Handcrafted works of Native American art require special care. For more information about proper care and cleaning, please read our Care Guide.
Many Native American artists are inspired by their rich cultural history and the traditions of art, dance, community, and cuisine that have been carefully passed down for generations. From colorful shell beadwork and mosaic inlay to Navajo weaving and Pueblo pottery, many art forms are unique to the Pueblo people of New Mexico and tribes of the Southwest.
Native American artists are inspired to preserve these traditional art forms, using them to tell stories of their history and culture while also preserving the high standards of craftsmanship that make their work distinctive, valuable, and lasting.
Jewelry has been made and worn in the Southwest since prehistoric times. For thousands of years Native Southwestern people made mosaic inlay and beads of turquoise, shell, bone, or stone. Metal arrived with the Spanish.
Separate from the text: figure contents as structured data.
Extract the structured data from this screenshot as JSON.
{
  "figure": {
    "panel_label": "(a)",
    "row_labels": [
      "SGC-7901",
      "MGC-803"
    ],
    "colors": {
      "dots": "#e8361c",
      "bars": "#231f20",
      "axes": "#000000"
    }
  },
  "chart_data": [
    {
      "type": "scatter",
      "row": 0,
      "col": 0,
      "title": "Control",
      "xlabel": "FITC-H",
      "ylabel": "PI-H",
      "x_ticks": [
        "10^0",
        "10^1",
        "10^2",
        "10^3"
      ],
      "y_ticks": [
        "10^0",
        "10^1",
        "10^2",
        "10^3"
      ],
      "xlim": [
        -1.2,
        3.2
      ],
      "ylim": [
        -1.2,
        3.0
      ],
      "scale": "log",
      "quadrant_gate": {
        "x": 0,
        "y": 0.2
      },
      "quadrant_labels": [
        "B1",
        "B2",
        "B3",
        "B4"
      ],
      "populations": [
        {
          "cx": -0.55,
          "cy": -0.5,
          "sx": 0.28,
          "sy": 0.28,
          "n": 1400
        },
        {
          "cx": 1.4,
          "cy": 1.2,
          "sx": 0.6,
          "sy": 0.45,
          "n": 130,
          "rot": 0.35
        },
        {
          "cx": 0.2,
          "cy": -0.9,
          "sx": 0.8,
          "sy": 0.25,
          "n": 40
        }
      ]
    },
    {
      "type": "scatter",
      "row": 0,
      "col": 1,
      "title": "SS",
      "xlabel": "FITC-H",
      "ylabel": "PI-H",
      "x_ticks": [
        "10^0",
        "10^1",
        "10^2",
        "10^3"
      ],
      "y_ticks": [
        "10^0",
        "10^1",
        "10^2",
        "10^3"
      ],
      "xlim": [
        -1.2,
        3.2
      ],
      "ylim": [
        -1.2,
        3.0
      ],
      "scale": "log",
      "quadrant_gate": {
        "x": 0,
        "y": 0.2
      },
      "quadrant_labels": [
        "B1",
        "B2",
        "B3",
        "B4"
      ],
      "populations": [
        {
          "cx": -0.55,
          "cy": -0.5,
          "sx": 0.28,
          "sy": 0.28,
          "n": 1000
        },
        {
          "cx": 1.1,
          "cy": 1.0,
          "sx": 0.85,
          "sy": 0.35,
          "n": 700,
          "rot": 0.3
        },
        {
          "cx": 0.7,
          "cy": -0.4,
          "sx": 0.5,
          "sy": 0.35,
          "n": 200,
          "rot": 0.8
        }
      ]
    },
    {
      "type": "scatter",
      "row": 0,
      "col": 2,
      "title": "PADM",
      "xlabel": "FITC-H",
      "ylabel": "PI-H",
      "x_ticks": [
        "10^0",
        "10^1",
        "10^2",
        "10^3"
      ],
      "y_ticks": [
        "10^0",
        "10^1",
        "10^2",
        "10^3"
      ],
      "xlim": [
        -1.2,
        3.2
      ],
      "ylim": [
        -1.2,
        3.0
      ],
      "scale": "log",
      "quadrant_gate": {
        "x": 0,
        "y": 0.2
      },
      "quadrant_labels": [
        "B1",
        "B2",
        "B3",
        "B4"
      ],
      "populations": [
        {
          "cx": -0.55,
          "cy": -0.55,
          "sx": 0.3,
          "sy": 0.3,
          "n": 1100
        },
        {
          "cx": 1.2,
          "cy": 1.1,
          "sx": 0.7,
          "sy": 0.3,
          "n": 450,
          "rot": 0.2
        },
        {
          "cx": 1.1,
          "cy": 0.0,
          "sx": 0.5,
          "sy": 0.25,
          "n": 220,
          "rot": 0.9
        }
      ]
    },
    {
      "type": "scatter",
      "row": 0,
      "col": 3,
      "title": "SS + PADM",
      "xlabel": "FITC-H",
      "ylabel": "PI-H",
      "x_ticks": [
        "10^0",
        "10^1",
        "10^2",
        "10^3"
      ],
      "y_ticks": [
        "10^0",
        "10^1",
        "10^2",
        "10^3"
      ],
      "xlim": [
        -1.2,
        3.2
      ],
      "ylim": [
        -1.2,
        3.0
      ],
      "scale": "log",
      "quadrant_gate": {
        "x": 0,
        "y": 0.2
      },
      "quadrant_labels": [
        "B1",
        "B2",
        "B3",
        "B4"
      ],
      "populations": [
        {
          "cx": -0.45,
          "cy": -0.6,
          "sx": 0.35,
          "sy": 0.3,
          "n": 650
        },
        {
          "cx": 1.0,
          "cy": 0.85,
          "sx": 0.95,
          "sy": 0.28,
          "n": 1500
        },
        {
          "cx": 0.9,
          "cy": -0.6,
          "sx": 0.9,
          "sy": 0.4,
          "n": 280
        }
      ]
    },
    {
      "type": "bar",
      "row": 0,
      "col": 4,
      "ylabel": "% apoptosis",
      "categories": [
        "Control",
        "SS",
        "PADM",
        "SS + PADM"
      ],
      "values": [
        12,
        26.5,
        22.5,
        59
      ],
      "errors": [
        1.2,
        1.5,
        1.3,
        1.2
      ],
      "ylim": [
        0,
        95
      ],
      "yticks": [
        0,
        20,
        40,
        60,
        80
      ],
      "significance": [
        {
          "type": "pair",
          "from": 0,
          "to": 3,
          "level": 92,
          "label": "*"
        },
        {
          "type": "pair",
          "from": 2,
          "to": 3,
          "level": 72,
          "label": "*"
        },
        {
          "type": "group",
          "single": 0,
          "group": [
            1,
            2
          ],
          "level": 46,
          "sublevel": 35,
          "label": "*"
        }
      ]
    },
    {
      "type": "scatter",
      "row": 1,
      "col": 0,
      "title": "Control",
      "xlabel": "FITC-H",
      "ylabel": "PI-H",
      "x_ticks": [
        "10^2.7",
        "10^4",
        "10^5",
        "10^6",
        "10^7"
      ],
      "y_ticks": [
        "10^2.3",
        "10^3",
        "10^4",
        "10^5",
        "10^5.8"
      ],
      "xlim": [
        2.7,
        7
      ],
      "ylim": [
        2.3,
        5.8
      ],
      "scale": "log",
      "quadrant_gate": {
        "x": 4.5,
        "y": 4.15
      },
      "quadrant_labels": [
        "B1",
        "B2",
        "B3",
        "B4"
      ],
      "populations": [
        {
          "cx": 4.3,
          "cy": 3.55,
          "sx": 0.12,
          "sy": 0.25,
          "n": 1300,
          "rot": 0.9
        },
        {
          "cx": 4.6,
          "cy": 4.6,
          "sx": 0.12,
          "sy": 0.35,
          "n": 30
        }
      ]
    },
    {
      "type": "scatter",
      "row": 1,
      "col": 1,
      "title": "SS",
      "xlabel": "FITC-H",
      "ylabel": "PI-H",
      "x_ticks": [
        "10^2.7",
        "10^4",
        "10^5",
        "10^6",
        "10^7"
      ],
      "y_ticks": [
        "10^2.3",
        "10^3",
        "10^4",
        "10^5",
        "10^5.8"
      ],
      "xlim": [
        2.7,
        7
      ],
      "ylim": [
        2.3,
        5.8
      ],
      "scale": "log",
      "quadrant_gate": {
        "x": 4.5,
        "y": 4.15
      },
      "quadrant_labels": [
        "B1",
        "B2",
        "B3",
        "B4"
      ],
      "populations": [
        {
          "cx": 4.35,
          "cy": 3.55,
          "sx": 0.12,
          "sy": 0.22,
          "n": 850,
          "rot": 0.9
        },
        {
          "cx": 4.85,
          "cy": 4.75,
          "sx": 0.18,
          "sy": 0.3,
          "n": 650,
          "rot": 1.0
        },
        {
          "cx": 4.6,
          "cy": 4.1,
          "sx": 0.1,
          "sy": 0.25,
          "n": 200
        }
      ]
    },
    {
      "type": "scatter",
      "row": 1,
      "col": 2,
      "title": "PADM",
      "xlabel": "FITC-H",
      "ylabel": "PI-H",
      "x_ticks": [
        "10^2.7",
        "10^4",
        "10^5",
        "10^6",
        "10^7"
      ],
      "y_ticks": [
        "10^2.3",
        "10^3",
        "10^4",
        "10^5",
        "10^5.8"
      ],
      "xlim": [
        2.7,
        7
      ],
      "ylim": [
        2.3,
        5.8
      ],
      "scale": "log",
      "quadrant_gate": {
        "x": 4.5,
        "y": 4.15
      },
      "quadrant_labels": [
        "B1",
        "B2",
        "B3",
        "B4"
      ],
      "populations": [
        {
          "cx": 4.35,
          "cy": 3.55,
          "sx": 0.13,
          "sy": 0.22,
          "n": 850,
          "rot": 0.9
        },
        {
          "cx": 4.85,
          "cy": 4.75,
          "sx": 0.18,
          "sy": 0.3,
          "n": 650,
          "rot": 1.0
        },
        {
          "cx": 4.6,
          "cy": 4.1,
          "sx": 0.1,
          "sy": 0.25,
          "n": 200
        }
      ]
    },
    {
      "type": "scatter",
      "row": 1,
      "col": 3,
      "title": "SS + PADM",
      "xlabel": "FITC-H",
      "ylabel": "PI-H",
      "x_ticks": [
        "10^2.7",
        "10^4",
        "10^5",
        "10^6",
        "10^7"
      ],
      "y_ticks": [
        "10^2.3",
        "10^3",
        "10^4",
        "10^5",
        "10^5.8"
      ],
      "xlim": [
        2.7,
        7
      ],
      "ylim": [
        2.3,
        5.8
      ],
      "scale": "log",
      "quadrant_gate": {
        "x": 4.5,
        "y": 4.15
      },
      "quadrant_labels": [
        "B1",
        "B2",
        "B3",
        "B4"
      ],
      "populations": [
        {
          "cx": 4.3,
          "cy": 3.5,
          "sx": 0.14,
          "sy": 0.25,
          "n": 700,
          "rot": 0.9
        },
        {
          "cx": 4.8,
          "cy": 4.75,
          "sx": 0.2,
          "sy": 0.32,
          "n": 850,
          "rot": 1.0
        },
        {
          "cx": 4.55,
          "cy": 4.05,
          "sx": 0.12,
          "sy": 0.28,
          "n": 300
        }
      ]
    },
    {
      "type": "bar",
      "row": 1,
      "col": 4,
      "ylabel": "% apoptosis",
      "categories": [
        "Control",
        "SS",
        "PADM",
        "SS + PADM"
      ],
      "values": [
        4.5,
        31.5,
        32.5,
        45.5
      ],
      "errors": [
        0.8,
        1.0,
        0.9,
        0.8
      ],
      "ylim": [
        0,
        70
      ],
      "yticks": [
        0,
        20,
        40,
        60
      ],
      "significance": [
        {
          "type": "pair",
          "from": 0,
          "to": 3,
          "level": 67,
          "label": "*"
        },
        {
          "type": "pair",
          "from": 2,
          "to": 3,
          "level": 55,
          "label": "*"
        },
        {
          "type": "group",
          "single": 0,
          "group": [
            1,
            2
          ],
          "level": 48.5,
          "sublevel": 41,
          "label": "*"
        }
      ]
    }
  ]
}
Native Americans acquired metal ornaments through trade, but it was not until the middle of the 19th century that Navajo and Zuni artisans learned the craft from Mexican blacksmiths and silversmiths. Their early silver jewelry creations were plain, with simple engraved, stamped, or punched designs. Turquoise was first used in silver around 1880.
By the turn of the 20th century, silversmithing was widespread across the Southwest, and Native artists were making more sophisticated pieces like concho belts, and squash blossom and naja necklaces. The Navajo soon became known for their use of silver, emphasizing silver-heavy designs with only a few gemstones, while the Zuni focused on stone work, featuring finely cut clusters of gems in complex patterns. The Hopi and Pueblo tribes also developed distinctive jewelry styles in the early 1900s. Today, silver jewelry is an iconic image of the Southwest. Today, Native American artists draw upon both traditional and contemporary influences, and their shell, gemstone, and silver jewelry is prized and collected by people around the world.
At Shumakolowa Native Arts, we guarantee that your purchase is an original and authentic work handcrafted by Native American artists as defined by the Indian Arts and Crafts Act of 1990. We ask our artists to complete an extensive certification process, and to provide a CIB (Certificate of Degree of Indian Blood) card and other documentation of their Native American heritage. Our team of experts carefully inspects every product to guarantee it is handcrafted using traditional, sustainable processes, and natural materials of only the highest quality. We record the place and date of each purchase and pride ourselves in paying a fair price that allows artists to make a living practicing their craft.
Every work of handcrafted art comes with a Certificate of Authenticity signed by an artist or buyer. At a time when many commercially made products are being sold as handcrafted Native American art, our in-depth purchase process allows us to guarantee the authenticity of every unique piece of fine art we offer. For more than 35 years, we have made it a priority to visit artists in their studio or home to purchase their latest handcrafted pieces and learn about their work. We have developed lasting relationships with artists, as well as dealers and collectors, and we take pride in being a trusted destination for fine Native American art.